Él le acababa de contar sus historias de amor más importantes, incluso la de Mariana, que tenía marcada a fuego desde su infancia. Mariana siempre rodeada de sus admiradores,  con todos los varones del grado detrás suyo, pero que sólo le daba cabida a cuatro. Él había logrado, con mucho esfuerzo, ser del grupo de los cuatro, pero relegado al cuarto lugar en importancia. Fue el último en llegar a semejante elite. Le había tomado la mitad de la primaria, había llegado a fuerza de ser el mejor alumno, buen compañero,  bueno en matemáticas, rápido en hacerle la tarea a los demás y demás meritocracias que habían logrado paliar en algo su enorme timidez ¡Le había costado, pero pudo llegar, carajo!

-Tuve mi revancha, ya de adultos, nos volvimos a encontrar por casualidad. Ella se acababa de divorciar y tuvimos algo.
-¿Y prosperó ese algo?
-No, era difícil. Yo no me animé a dejar a mi novia de ese entonces. Mariana, por su parte ya tenía tres hijos, se complicaba vernos  y  además ella…había comido…

Ella estalló en una carcajada.
Él se estremeció. Le gustaba su risa. Fue lo primero que le llamó la atención  cuando la vio por primera vez rodeada por los otros expositores, admirada por ellos igual que Mariana por sus compañeritos. Sólo que ella, lejos de relegarlo al cuarto lugar, lo miró por un instante como si fuera el único hombre sobre la tierra y lo incluyó en la conversación dándole la espalda a los demás como si hubieran dejado de existir.
Su risa, su onda, su entorno y su “volumen”, le confesaría luego, con cierta deformación profesional de escultor, habían bastado para impresionarlo.
-¿Sos soltera?-Se animó a preguntar.
-Si- Respondió ella.
-Te invito a una visita guiada por mi casa/taller, venite el finde.
-Dale.

Él le dio un beso.
Ella le pidió prestada su guitarra.
Cantaron muy bajito sin perder contacto visual en ningún momento, como si estuvieran conversando.
Le devolvió la guitarra.
-Tocá algo vos.
-Si, pero un intervalo antes-Y le dio otro beso.
Cantaron un rato con pequeños intervalos de besos.
En el último intervalo él la desnudó.
-¡Qué belleza! Sos perfecta ¿Puedo entrar en vos?
Que no se le hubiera abalanzado encima en cuanto llegó a su casa y que aún estando desnuda en su cama no diera por sentado que estaba autorizado a penetrarla, la conmovió más que el halago. La enterneció, además, su ego más bien pequeño y su pija  más bien grande. Sobre todo porque, según su experiencia, cuando la combinación era a la inversa, resultaba en un carácter espantoso.

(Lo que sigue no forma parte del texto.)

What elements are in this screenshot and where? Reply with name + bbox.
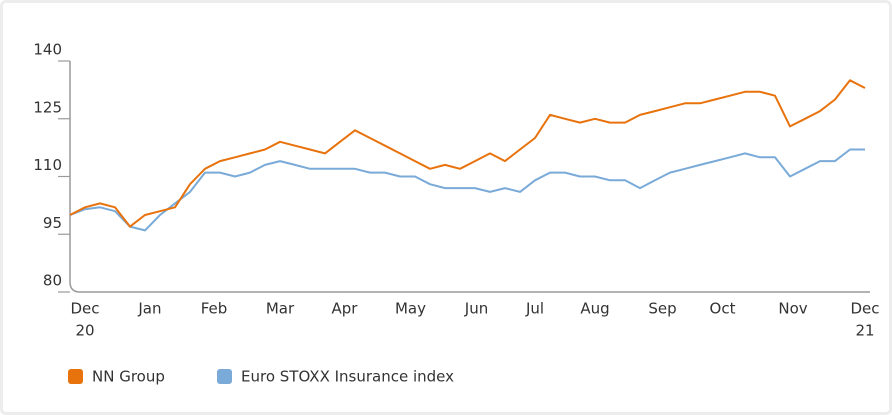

Mientras ella se vestía y juntaba sus cosas para irse, él tomó nuevamente la guitarra e improvisó una canción relatando su partida que a ella le sonó a despedida definitiva con algo de sorna.
-Quiero que seas mi Dulcinea-Cantó él.
-Para personaje literario, prefiero ser la Eulogia de Inodoro Pereyra.
Sentía ese deseo en serio. Muchos la habían amado, idealizándola como Dulcinea, pero nadie la había elegido nunca como la compañera que ella quería ser. Quería un compañero a quién  cebarle mate en el rancho al final de la jornada, no un caballero desquiciado y ausente ocupado en pelear contra molinos de viento.
Los dos intuyeron que no se volverían a ver, o si, pero ella había pasado a ser inalcanzable y él a ocupar, como mucho, un segundo, o más bien un cuarto lugar.
Ambos estaban cómodos donde siempre habían estado.